A firearm that is in a secure location or locked is not considered to be recklessly stored or left in a manner likely to result in the child accessing the firearm. The offense is a Class A misdemeanor unless the child kills or injures another person in which case it is a Class E felony.
This act requires a parent or guardian to notify a school district, or the governing body of a private or charter school, that he or she owns a firearm within 30 days of enrolling the child in school or becoming the owner of a firearm.
The written notification only needs to include the names of the parent and any child attending the school and the fact that the parent owns a firearm.
A person only needs to send one written notification if he or she has multiple children attending the school or becomes the owner of additional firearms.
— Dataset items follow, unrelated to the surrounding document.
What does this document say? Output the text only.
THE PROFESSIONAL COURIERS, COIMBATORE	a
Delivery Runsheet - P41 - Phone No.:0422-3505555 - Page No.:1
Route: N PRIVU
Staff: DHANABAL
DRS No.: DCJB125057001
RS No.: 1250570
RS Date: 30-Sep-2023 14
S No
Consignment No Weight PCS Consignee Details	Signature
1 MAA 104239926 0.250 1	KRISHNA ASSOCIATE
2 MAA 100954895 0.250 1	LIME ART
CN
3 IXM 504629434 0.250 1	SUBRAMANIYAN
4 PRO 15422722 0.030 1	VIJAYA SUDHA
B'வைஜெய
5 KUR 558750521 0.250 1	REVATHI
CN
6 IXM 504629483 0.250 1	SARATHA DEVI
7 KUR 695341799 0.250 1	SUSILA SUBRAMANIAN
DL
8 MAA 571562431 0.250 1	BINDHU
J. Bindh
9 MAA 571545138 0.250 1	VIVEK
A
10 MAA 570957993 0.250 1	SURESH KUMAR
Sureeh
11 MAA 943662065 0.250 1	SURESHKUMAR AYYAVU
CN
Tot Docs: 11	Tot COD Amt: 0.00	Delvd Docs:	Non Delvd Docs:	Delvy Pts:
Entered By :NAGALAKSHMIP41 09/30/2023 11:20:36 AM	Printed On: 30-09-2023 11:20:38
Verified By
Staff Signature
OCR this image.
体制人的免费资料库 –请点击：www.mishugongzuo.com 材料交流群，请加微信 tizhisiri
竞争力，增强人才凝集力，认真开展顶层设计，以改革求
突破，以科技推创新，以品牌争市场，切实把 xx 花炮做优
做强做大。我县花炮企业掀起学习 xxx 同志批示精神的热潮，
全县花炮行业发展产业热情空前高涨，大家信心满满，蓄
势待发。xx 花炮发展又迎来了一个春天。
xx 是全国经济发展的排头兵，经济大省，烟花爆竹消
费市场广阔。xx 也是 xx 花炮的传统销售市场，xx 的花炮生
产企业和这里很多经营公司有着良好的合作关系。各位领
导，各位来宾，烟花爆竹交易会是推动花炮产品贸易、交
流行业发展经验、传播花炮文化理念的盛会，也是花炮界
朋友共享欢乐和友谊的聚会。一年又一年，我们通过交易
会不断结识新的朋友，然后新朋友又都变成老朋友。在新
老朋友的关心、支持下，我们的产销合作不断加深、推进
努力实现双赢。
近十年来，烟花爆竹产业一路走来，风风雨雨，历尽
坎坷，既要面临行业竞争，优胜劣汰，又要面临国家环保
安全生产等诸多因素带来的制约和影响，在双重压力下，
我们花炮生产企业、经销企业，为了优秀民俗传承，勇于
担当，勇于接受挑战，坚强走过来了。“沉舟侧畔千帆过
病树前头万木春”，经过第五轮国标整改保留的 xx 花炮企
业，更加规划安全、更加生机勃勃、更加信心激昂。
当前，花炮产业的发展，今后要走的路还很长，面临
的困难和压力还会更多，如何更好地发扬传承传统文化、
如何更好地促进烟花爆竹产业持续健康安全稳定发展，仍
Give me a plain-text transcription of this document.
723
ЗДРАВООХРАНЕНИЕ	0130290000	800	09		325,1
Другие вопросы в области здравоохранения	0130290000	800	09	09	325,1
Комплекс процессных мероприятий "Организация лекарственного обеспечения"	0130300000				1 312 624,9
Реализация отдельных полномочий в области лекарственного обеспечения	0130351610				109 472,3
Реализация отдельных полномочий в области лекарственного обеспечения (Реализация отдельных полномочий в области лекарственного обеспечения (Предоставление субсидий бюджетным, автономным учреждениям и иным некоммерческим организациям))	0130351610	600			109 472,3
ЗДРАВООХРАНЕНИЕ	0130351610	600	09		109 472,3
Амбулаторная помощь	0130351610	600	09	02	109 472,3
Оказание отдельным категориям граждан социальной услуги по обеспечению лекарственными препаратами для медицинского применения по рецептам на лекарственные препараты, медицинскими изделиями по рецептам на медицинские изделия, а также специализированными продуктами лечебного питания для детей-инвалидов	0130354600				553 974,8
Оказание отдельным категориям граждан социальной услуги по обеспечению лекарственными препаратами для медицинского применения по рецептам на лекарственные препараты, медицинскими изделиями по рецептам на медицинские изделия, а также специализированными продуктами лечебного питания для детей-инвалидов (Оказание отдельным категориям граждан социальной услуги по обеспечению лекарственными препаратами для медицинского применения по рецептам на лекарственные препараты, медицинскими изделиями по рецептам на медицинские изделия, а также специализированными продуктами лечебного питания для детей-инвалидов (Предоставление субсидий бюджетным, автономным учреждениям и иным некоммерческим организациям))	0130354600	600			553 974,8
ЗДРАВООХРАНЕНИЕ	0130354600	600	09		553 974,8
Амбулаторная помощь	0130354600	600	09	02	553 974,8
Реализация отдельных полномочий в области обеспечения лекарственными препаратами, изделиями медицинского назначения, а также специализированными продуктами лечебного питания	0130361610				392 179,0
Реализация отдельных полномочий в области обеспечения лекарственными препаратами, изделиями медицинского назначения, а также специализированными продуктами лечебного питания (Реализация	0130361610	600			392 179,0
Any time a new child is enrolled in a school the parent or guardian must send an updated notification with the new child's name.
Failure to notify the school under this act is an infraction, punishable by a fine of up to $100. If a person is found guilty of negligent storage of a firearm and has failed to notify the school of firearm ownership, the person must be fined $1,000 in addition to any other penalties authorized by law.
This act is identical to SB 89 (2017), substantially similar to SB 739 (2016), SB 23 (2015), SB 548 (2014) and SB 124 (2013), and similar to SB 469 (2013).